Dans l'arrêt Garofoli, j'ai indiqué que, afin de protéger l'intérêt public en matière d'application de la loi et, en particulier, l'identité des informateurs et les techniques d'enquête, un juge peut réviser un affidavit accompagnant une demande d'autorisation d'écoute électronique avant de le remettre à un accusé. Le juge protège efficacement cet intérêt si, avant de divulguer le contenu d'un affidavit à l'accusé, il tient compte des facteurs suivants, énoncés dans la décision Parmar, précitée, aux pp. 281 et 282, et approuvés dans l'arrêt Garofoli, précité, à la p. 1460:

[traduction]

a)l'identité des informateurs confidentiels de la police, et donc leur vie et leur sécurité, peuvent‑elles être compromises, sachant que la divulgation peut résulter tout autant de la mention de la nature des renseignements fournis par la source confidentielle que par la révélation de son nom?

b)la nature et l'étendue des enquêtes en cours seraient‑elles ainsi compromises?

c)la divulgation révélerait‑elle des techniques secrètes d'obtention de renseignements, mettant ainsi en danger ceux qui les pratiquent et compromettant la tenue d'enquêtes ultérieures sur des crimes semblables et l'intérêt public en matière d'application de la loi et de détection des crimes?

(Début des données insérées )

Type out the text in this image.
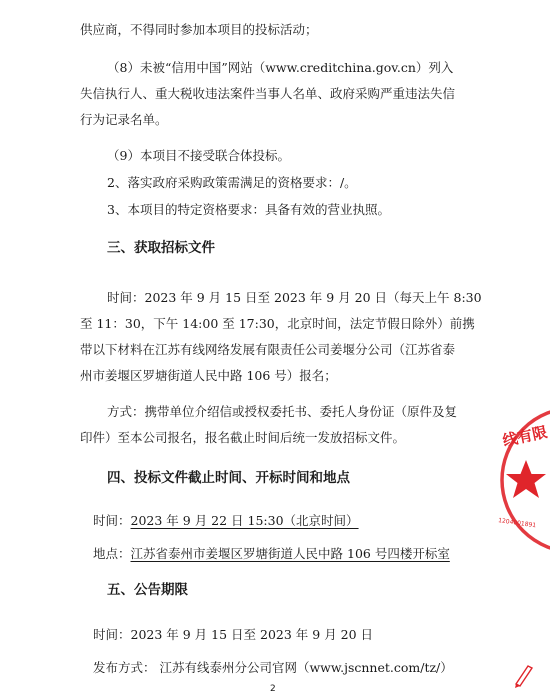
供应商，不得同时参加本项目的投标活动；
（8）未被“信用中国”网站（www.creditchina.gov.cn）列入
失信执行人、重大税收违法案件当事人名单、政府采购严重违法失信
行为记录名单。
（9）本项目不接受联合体投标。
2、落实政府采购政策需满足的资格要求：/。
3、本项目的特定资格要求：具备有效的营业执照。
三、获取招标文件
时间：2023 年 9 月 15 日至 2023 年 9 月 20 日（每天上午 8:30
至 11：30，下午 14:00 至 17:30，北京时间，法定节假日除外）前携
带以下材料在江苏有线网络发展有限责任公司姜堰分公司（江苏省泰
州市姜堰区罗塘街道人民中路 106 号）报名；
方式：携带单位介绍信或授权委托书、委托人身份证（原件及复
印件）至本公司报名，报名截止时间后统一发放招标文件。
四、投标文件截止时间、开标时间和地点
时间：2023 年 9 月 22 日 15:30（北京时间）
地点：江苏省泰州市姜堰区罗塘街道人民中路 106 号四楼开标室
五、公告期限
时间：2023 年 9 月 15 日至 2023 年 9 月 20 日
发布方式： 江苏有线泰州分公司官网（www.jscnnet.com/tz/）
2
线有限
1204001891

d)la divulgation porterait‑elle préjudice aux intérêts d'innocents?

Cet aspect de l'arrêt Garofoli est maintenant codifié au par. 187(4) du Code criminel.

J'avais également, dans ce même arrêt, proposé que la divulgation du contenu de ce type d'affidavits à l'accusé se fasse selon la procédure suivante (à la p. 1461):

1. Au moment d'ouvrir le paquet, si le ministère public s'oppose à la divulgation de l'une ou l'autre des pièces, il devrait, dans une demande, indiquer la nature des éléments à supprimer et les raisons de le faire. Seul le substitut du procureur général aura l'affidavit à cette étape.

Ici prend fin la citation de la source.